Macquarie set to redeem itself with $1.5 billion Nuix float
Some investors may have been shocked by Macquarie Group’s (ASX: MQG) 35% net profit slump but there is every chance that the investment bank could come back bigger and stronger.
One of the ways it could do just that is through the much awaited $1.5 billion float of its data analytics startup Nuix.
The stars are aligning for the Nuix float – and many other floats, for that matter – which is set to be the biggest in Australia this year as the IPO market continues to enjoy a moment in the sun.
Riding a boom in share market traders and investors
While the COVID-19 pandemic might have left a big dent in Macquarie’s half year results, the rush of people at home without much to do also produced a boom in share market interest, with an estimated 300,000 new Australian online broking accounts set up.
Combined with rapidly falling interest rates for bank deposits and less investor interest in the shares of the big banks as their dividends fell, the rush of new investors and traders in the market is leading to fresh opportunities for small companies looking to list.

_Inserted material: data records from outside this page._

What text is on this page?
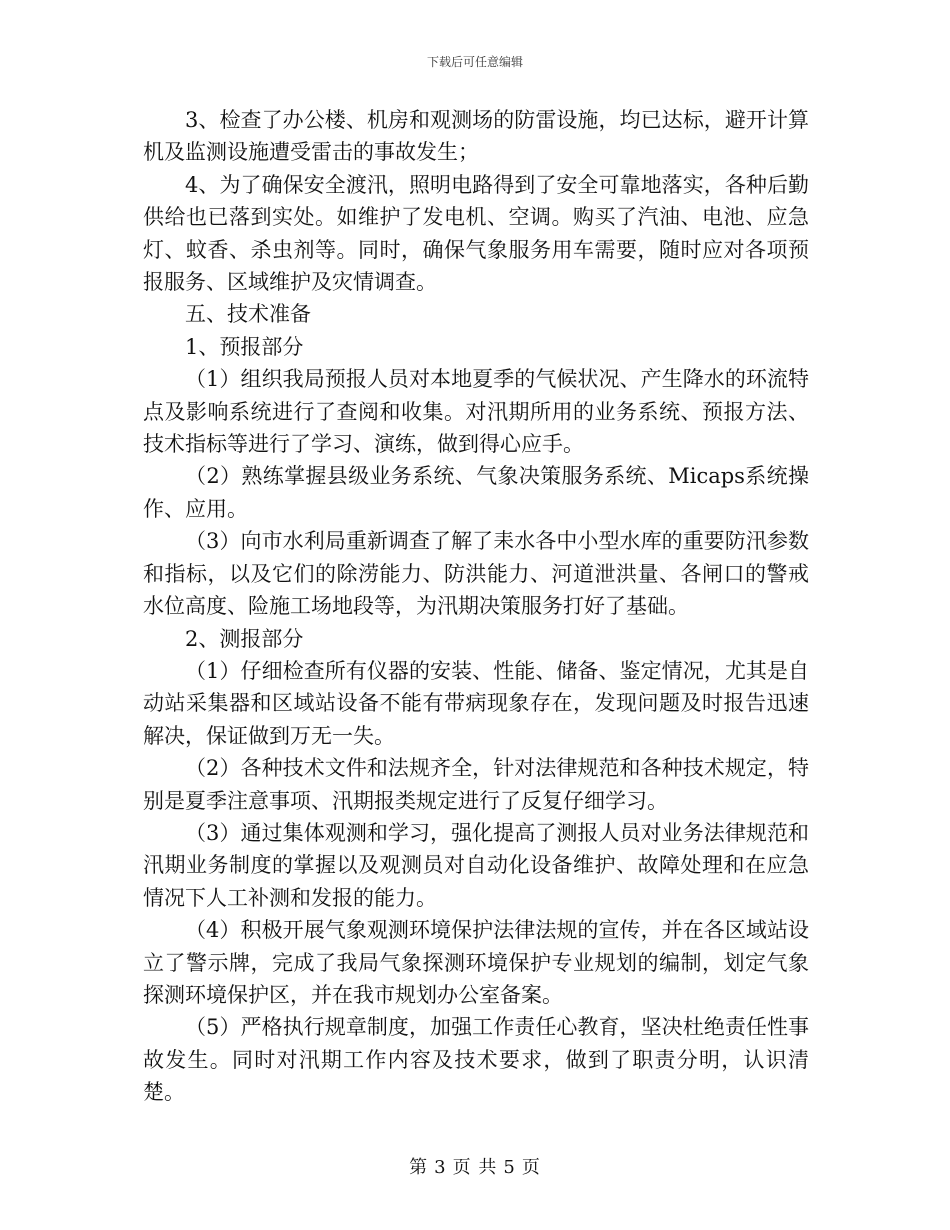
下载后可任意编辑

3、检查了办公楼、机房和观测场的防雷设施，均已达标，避开计算机及监测设施遭受雷击的事故发生；

4、为了确保安全渡汛，照明电路得到了安全可靠地落实，各种后勤供给也已落到实处。如维护了发电机、空调。购买了汽油、电池、应急灯、蚊香、杀虫剂等。同时，确保气象服务用车需要，随时应对各项预报服务、区域维护及灾情调查。

五、技术准备

1、预报部分

（1）组织我局预报人员对本地夏季的气候状况、产生降水的环流特点及影响系统进行了查阅和收集。对汛期所用的业务系统、预报方法、技术指标等进行了学习、演练，做到得心应手。

（2）熟练掌握县级业务系统、气象决策服务系统、Micaps系统操作、应用。

（3）向市水利局重新调查了解了耒水各中小型水库的重要防汛参数和指标，以及它们的除涝能力、防洪能力、河道泄洪量、各闸口的警戒水位高度、险施工场地段等，为汛期决策服务打好了基础。

2、测报部分

（1）仔细检查所有仪器的安装、性能、储备、鉴定情况，尤其是自动站采集器和区域站设备不能有带病现象存在，发现问题及时报告迅速解决，保证做到万无一失。

（2）各种技术文件和法规齐全，针对法律规范和各种技术规定，特别是夏季注意事项、汛期报类规定进行了反复仔细学习。

（3）通过集体观测和学习，强化提高了测报人员对业务法律规范和汛期业务制度的掌握以及观测员对自动化设备维护、故障处理和在应急情况下人工补测和发报的能力。

（4）积极开展气象观测环境保护法律法规的宣传，并在各区域站设立了警示牌，完成了我局气象探测环境保护专业规划的编制，划定气象探测环境保护区，并在我市规划办公室备案。

（5）严格执行规章制度，加强工作责任心教育，坚决杜绝责任性事故发生。同时对汛期工作内容及技术要求，做到了职责分明，认识清楚。

第 3 页 共 5 页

Buffett made $1 billion backing a float – first time in 64 years
It is also an international trend with the world’s greatest investor, Warren Buffett, investing in his first IPO since 1956 which saw him make an astonishing $1 billion paper profit on the first day of trade.
Buffett’s gain on his stake in US tech firm Snowflake, which saw its shares double when it listed, comes in the midst of a Wall Street IPO boom.
So far in 2020, 223 companies have listed in the US and raised $US88 billion – already well ahead of the 211 floats in 2019 which raised $US62.5 billion.
Nuix well placed in technology sector
Nuix is ideally placed to be a great float – it is in the hot technology sector which has benefitted from the pandemic as consumers have rushed to embrace new ways of doing business.
In the case of Nuix, it is now used around the world to manage cyber security, risk and compliance threats and investigate fraud using its own data analytics engine.
Unlike many floats, Macquarie holds a massive 65% of Nuix on its own balance sheet and looks set to make a massive profit compared to its original cost for the stake.
Those who have attended investor roadshows for the float which were led by Nuix chief executive Rod Vawdrey, said the company has revenue for the year ending on June 30 above $176 million.
Revenue this fiscal year is likely to be above $200 million and technology valuations have been very lofty, particularly for companies that are still growing fast.
Valuation is an open question
A valuation of ten times forecast revenue is not out of the question and could even range much higher given that some of the other ASX Listed technology stocks such as Afterpay (ASX: APT) have traded at 28 times forecast revenue after its results were released.
Analysts are now pencilling in a big float profit for Macquarie which will be a welcome relief for the company after pandemic uncertainty caused it to not provide full-year guidance to investors for the first time since the global financial crisis as the global investment bank revealed it expects earnings for the current half to dive by 35%.
Nuix has yet to outline dates for a prospectus being lodged for its public float but the company has appointed Morgan Stanley and Macquarie Capital to manage the IPO.
Most analysts are expecting the sale to proceed in the first half of next year.
Long list of coming floats
The IPO list in Australia is fairly impressive, although many are smaller companies compared to some of the large companies floating in the US.
On the larger side there is Nuix and the similar sized Dalrymple Bay coal terminal and law firm HWL Ebsworth.
Some of the many smaller companies hoping to list include Adore Beauty, BikeExchange, Plenti (which used to be called RateSetter), non-bank lender Harmoney, online lender Lendi, Fintech debt collector Credit Clear and drug developer Clarity Pharmaceuticals.